Concerns about buying a yacht from a private party without a broker

I am buying a yacht in California from a private party without a broker, and the seller’s attorney drafted a two-page purchase agreement. I am a little concerned about whether the agreement adequately addresses the issues that are relevant in this kind of transaction since the agreements that are used by yacht brokers are typically six or seven pages long. I am sure that a lot of the provisions in the longer contracts are designed to protect the broker, but what are some of the issues that I should be looking for in a shorter contract? Also, the seller has asked that I pay a deposit, but he wants to hold the deposit himself rather than depositing the funds in an escrow account. That idea makes me a little nervous since the deposit would need to be returned to me if I reject the boat after it is surveyed. Is there some way that I can protect those funds?

Our reader included a copy of the contract with his letter, and his concerns are legitimate. Yacht brokers typically provide standard form contracts for the transaction, and this is one advantage of using a broker in a yacht purchase transaction. Those contracts may be lengthy, and some of the provisions are in fact designed to protect the broker, but the advantages associated with the use of a form contract far outweigh the disadvantages.

Form contracts have been developed over many years by attorneys who work in a particular industry, and the forms have been tested many times in court. A transaction that is not covered by a form contract may use a contract that was pieced together from various other agreements or haphazardly modified to fit a transaction that it was not intended for. The language of these modified contracts is often so ambiguous that litigation is almost certain to follow if there are any problems at all with the transaction.

We won’t go into the specifics of our reader’s contract, but we can address the provisions that should be included in every vessel purchase contract. Our reader was specifically concerned about the handling of the deposit, so let’s start with that issue, and the related question of how the contingencies such as a sea trial and a survey are handled.
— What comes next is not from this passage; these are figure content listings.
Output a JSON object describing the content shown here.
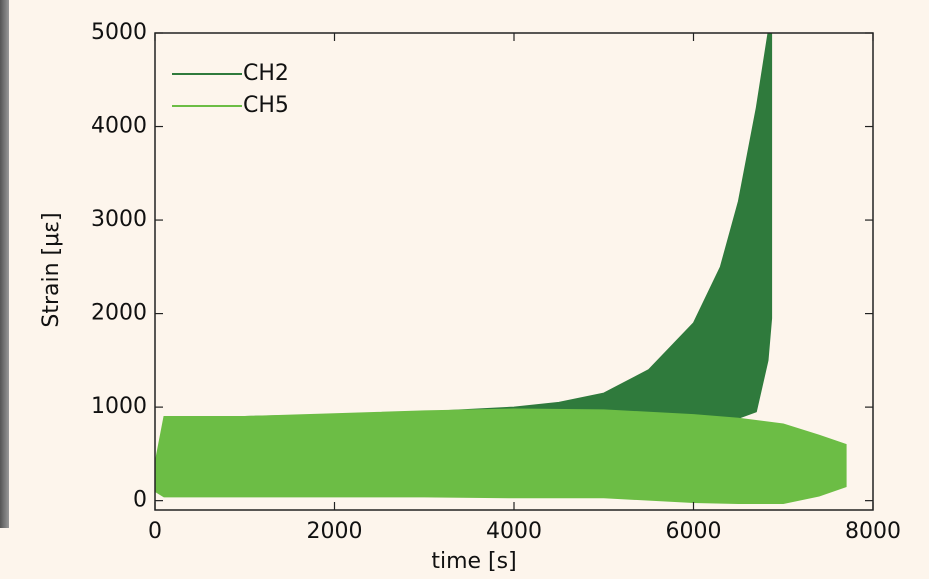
{
  "chart_data": {
    "type": "band",
    "xlabel": "time [s]",
    "ylabel": "Strain [με]",
    "xlim": [
      0,
      8000
    ],
    "ylim": [
      -100,
      5000
    ],
    "xticks": [
      0,
      2000,
      4000,
      6000,
      8000
    ],
    "yticks": [
      0,
      1000,
      2000,
      3000,
      4000,
      5000
    ],
    "legend": "upper left",
    "series": [
      {
        "name": "CH2",
        "color": "#2f7a3c",
        "x": [
          0,
          100,
          1000,
          2000,
          3000,
          4000,
          4500,
          5000,
          5500,
          6000,
          6300,
          6500,
          6700,
          6830,
          6870
        ],
        "upper": [
          350,
          880,
          900,
          920,
          950,
          1000,
          1050,
          1150,
          1400,
          1900,
          2500,
          3200,
          4200,
          5000,
          5000
        ],
        "lower": [
          300,
          100,
          100,
          100,
          100,
          100,
          100,
          100,
          200,
          600,
          800,
          880,
          950,
          1500,
          1950
        ]
      },
      {
        "name": "CH5",
        "color": "#6cbd45",
        "x": [
          0,
          100,
          1000,
          2000,
          3000,
          4000,
          5000,
          6000,
          6500,
          7000,
          7400,
          7700
        ],
        "upper": [
          400,
          900,
          900,
          930,
          960,
          980,
          970,
          920,
          880,
          820,
          700,
          600
        ],
        "lower": [
          100,
          40,
          40,
          40,
          40,
          30,
          30,
          -20,
          -30,
          -30,
          50,
          150
        ]
      }
    ]
  }
}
A deposit serves several purposes. It shows the seller that the buyer is serious about the offer, it compensates the seller for removing the boat from the market during the inspection period, and it provides a legal basis for the buyer to compel the seller to complete the transaction after the inspections are completed. The deposit is typically retained by the seller as “liquidated damages in the event that the buyer breaches the contract, but this is where things get complicated. What exactly constitutes a breach of contract by the buyer? What are the circumstances under which the buyer may terminate the contract and recover the deposit? These points must be carefully spelled out in the purchase contract.

The deposit is held by the buyer (or the broker) during the contingency period to allow the buyer to inspect the boat and satisfy other contingencies, such as arranging for financing. What exactly are the contingencies, and what are the deadlines for satisfying the contingencies? How are the inspections conducted? What if the boat is damaged in the course of a marine survey or sea trial? How and when does the buyer need to communicate the findings of he survey to the seller? These are issues that must be addressed in the purchase contract.
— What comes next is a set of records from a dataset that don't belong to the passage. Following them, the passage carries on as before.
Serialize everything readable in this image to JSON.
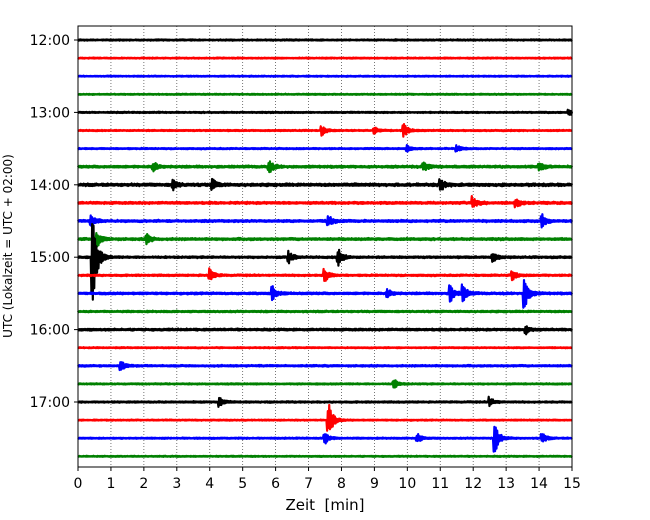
{
  "chart_data": {
    "type": "line",
    "subtype": "helicorder",
    "title": "",
    "xlabel": "Zeit  [min]",
    "ylabel": "UTC (Lokalzeit = UTC + 02:00)",
    "xlim": [
      0,
      15
    ],
    "x_ticks": [
      "0",
      "1",
      "2",
      "3",
      "4",
      "5",
      "6",
      "7",
      "8",
      "9",
      "10",
      "11",
      "12",
      "13",
      "14",
      "15"
    ],
    "y_tick_labels": [
      "12:00",
      "13:00",
      "14:00",
      "15:00",
      "16:00",
      "17:00"
    ],
    "grid": "vertical-dotted",
    "colors": [
      "#000000",
      "#ff0000",
      "#0000ff",
      "#008000"
    ],
    "traces": [
      {
        "start": "12:00",
        "color": "#000000",
        "noise": 0.35,
        "events": []
      },
      {
        "start": "12:15",
        "color": "#ff0000",
        "noise": 0.3,
        "events": []
      },
      {
        "start": "12:30",
        "color": "#0000ff",
        "noise": 0.3,
        "events": []
      },
      {
        "start": "12:45",
        "color": "#008000",
        "noise": 0.3,
        "events": []
      },
      {
        "start": "13:00",
        "color": "#000000",
        "noise": 0.35,
        "events": [
          {
            "t": 14.9,
            "a": 2
          }
        ]
      },
      {
        "start": "13:15",
        "color": "#ff0000",
        "noise": 0.35,
        "events": [
          {
            "t": 7.4,
            "a": 3
          },
          {
            "t": 9.0,
            "a": 2
          },
          {
            "t": 9.9,
            "a": 4
          }
        ]
      },
      {
        "start": "13:30",
        "color": "#0000ff",
        "noise": 0.35,
        "events": [
          {
            "t": 10.0,
            "a": 2
          },
          {
            "t": 11.5,
            "a": 2
          }
        ]
      },
      {
        "start": "13:45",
        "color": "#008000",
        "noise": 0.6,
        "events": [
          {
            "t": 2.3,
            "a": 3
          },
          {
            "t": 5.8,
            "a": 4
          },
          {
            "t": 10.5,
            "a": 3
          },
          {
            "t": 14.0,
            "a": 3
          }
        ]
      },
      {
        "start": "14:00",
        "color": "#000000",
        "noise": 0.75,
        "events": [
          {
            "t": 2.9,
            "a": 3
          },
          {
            "t": 4.1,
            "a": 3
          },
          {
            "t": 11.0,
            "a": 4
          }
        ]
      },
      {
        "start": "14:15",
        "color": "#ff0000",
        "noise": 0.6,
        "events": [
          {
            "t": 12.0,
            "a": 4
          },
          {
            "t": 13.3,
            "a": 3
          }
        ]
      },
      {
        "start": "14:30",
        "color": "#0000ff",
        "noise": 0.6,
        "events": [
          {
            "t": 0.4,
            "a": 4
          },
          {
            "t": 7.6,
            "a": 4
          },
          {
            "t": 14.1,
            "a": 4
          }
        ]
      },
      {
        "start": "14:45",
        "color": "#008000",
        "noise": 0.6,
        "events": [
          {
            "t": 0.6,
            "a": 4
          },
          {
            "t": 2.1,
            "a": 3
          }
        ]
      },
      {
        "start": "15:00",
        "color": "#000000",
        "noise": 0.5,
        "events": [
          {
            "t": 0.45,
            "a": 30
          },
          {
            "t": 6.4,
            "a": 4
          },
          {
            "t": 7.9,
            "a": 6
          },
          {
            "t": 12.6,
            "a": 3
          }
        ]
      },
      {
        "start": "15:15",
        "color": "#ff0000",
        "noise": 0.45,
        "events": [
          {
            "t": 4.0,
            "a": 4
          },
          {
            "t": 7.5,
            "a": 4
          },
          {
            "t": 13.2,
            "a": 3
          }
        ]
      },
      {
        "start": "15:30",
        "color": "#0000ff",
        "noise": 0.55,
        "events": [
          {
            "t": 5.9,
            "a": 5
          },
          {
            "t": 9.4,
            "a": 3
          },
          {
            "t": 11.3,
            "a": 6
          },
          {
            "t": 11.7,
            "a": 5
          },
          {
            "t": 13.55,
            "a": 12
          }
        ]
      },
      {
        "start": "15:45",
        "color": "#008000",
        "noise": 0.45,
        "events": []
      },
      {
        "start": "16:00",
        "color": "#000000",
        "noise": 0.55,
        "events": [
          {
            "t": 13.6,
            "a": 3
          }
        ]
      },
      {
        "start": "16:15",
        "color": "#ff0000",
        "noise": 0.3,
        "events": []
      },
      {
        "start": "16:30",
        "color": "#0000ff",
        "noise": 0.45,
        "events": [
          {
            "t": 1.3,
            "a": 3
          }
        ]
      },
      {
        "start": "16:45",
        "color": "#008000",
        "noise": 0.35,
        "events": [
          {
            "t": 9.6,
            "a": 3
          }
        ]
      },
      {
        "start": "17:00",
        "color": "#000000",
        "noise": 0.4,
        "events": [
          {
            "t": 4.3,
            "a": 3
          },
          {
            "t": 12.5,
            "a": 3
          }
        ]
      },
      {
        "start": "17:15",
        "color": "#ff0000",
        "noise": 0.3,
        "events": [
          {
            "t": 7.6,
            "a": 12
          }
        ]
      },
      {
        "start": "17:30",
        "color": "#0000ff",
        "noise": 0.35,
        "events": [
          {
            "t": 7.5,
            "a": 4
          },
          {
            "t": 10.3,
            "a": 3
          },
          {
            "t": 12.65,
            "a": 11
          },
          {
            "t": 14.1,
            "a": 3
          }
        ]
      },
      {
        "start": "17:45",
        "color": "#008000",
        "noise": 0.3,
        "events": []
      }
    ]
  }
}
Holding a deposit for a yacht purchase in escrow may be problematic. Licensed escrow agencies are reluctant to accept funds for a yacht purchase because they are not familiar with the title transfer and lien-recording procedures for vessels. Yacht brokers in California are authorized by statute to hold funds in trust in connection with a yacht purchase transaction, but this option is not available in a private-party transaction without a broker. If the parties are represented by attorneys, they may be able to use an attorney trust account, but this can be expensive. Regardless of who holds the funds, instructions for the release or transfer of those funds must be spelled out clearly and unambiguously in the purchase agreement or in a separate escrow agreement.
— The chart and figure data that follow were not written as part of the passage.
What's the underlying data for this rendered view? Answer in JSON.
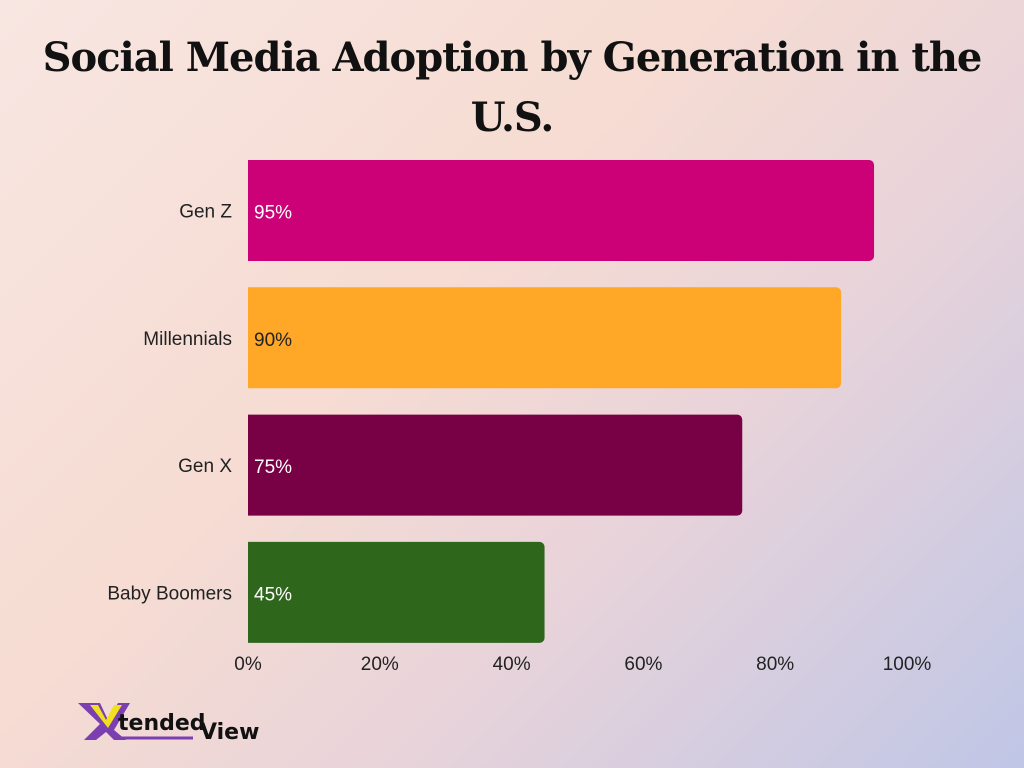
{
  "chart_data": {
    "type": "bar",
    "orientation": "horizontal",
    "title": "Social Media Adoption by Generation in the U.S.",
    "categories": [
      "Gen Z",
      "Millennials",
      "Gen X",
      "Baby Boomers"
    ],
    "values": [
      95,
      90,
      75,
      45
    ],
    "data_labels": [
      "95%",
      "90%",
      "75%",
      "45%"
    ],
    "colors": [
      "#cc0077",
      "#ffa726",
      "#780045",
      "#2e661c"
    ],
    "label_colors": [
      "#ffffff",
      "#222222",
      "#ffffff",
      "#ffffff"
    ],
    "xlim": [
      0,
      100
    ],
    "xticks": [
      0,
      20,
      40,
      60,
      80,
      100
    ],
    "xtick_labels": [
      "0%",
      "20%",
      "40%",
      "60%",
      "80%",
      "100%"
    ],
    "grid": false,
    "legend": "none"
  },
  "branding": {
    "logo_text": "XtendedView"
  }
}
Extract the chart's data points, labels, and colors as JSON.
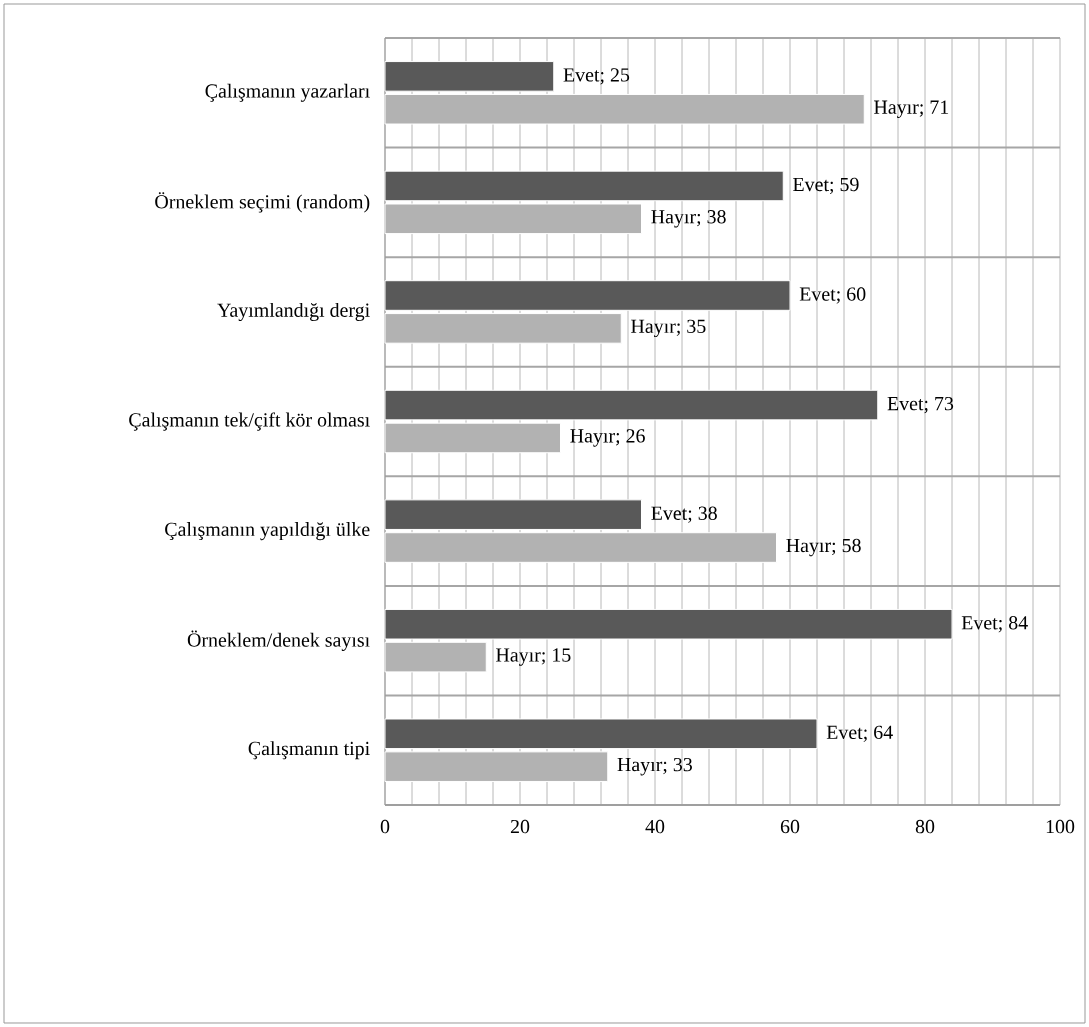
{
  "chart_data": {
    "type": "bar",
    "orientation": "horizontal",
    "categories": [
      "Çalışmanın yazarları",
      "Örneklem seçimi (random)",
      "Yayımlandığı dergi",
      "Çalışmanın tek/çift kör olması",
      "Çalışmanın yapıldığı ülke",
      "Örneklem/denek sayısı",
      "Çalışmanın tipi"
    ],
    "series": [
      {
        "color": "#595959",
        "values": [
          25,
          59,
          60,
          73,
          38,
          84,
          64
        ],
        "value_labels": [
          "Evet; 25",
          "Evet; 59",
          "Evet; 60",
          "Evet; 73",
          "Evet; 38",
          "Evet; 84",
          "Evet; 64"
        ]
      },
      {
        "color": "#b2b2b2",
        "values": [
          71,
          38,
          35,
          26,
          58,
          15,
          33
        ],
        "value_labels": [
          "Hayır; 71",
          "Hayır; 38",
          "Hayır; 35",
          "Hayır; 26",
          "Hayır; 58",
          "Hayır; 15",
          "Hayır; 33"
        ]
      }
    ],
    "xlim": [
      0,
      100
    ],
    "xticks": [
      0,
      {
        "value": 4,
        "label": null
      },
      {
        "value": 8,
        "label": null
      },
      {
        "value": 12,
        "label": null
      },
      {
        "value": 16,
        "label": null
      },
      20,
      {
        "value": 24,
        "label": null
      },
      {
        "value": 28,
        "label": null
      },
      {
        "value": 32,
        "label": null
      },
      {
        "value": 36,
        "label": null
      },
      40,
      {
        "value": 44,
        "label": null
      },
      {
        "value": 48,
        "label": null
      },
      {
        "value": 52,
        "label": null
      },
      {
        "value": 56,
        "label": null
      },
      60,
      {
        "value": 64,
        "label": null
      },
      {
        "value": 68,
        "label": null
      },
      {
        "value": 72,
        "label": null
      },
      {
        "value": 76,
        "label": null
      },
      80,
      {
        "value": 84,
        "label": null
      },
      {
        "value": 88,
        "label": null
      },
      {
        "value": 92,
        "label": null
      },
      {
        "value": 96,
        "label": null
      },
      100
    ],
    "grid": true
  }
}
A well-drafted purchase agreement also must include provisions for the seller to transfer title, free of liens and encumbrances, to the buyer, and it must provide relief to the buyer if undisclosed liens or other title problems are discovered after the sale. And the agreement must provide for a host of other details. When, where and how will the boat be delivered to the buyer? Who is responsible for property tax assessed for the year the sale takes place? What forum will be used to handle legal disputes?

This is, of course, not a complete list of the issues that need to be addressed in a yacht purchase transaction, but it should be evident that a two-page contract will not cover everything that needs to be addressed. A yacht purchase is a complicated transaction, and the purchase contract provides a road map for the parties to help navigate those issues. Buyers and sellers should consult with an experienced attorney if the transaction is conducted without the assistance of a broker.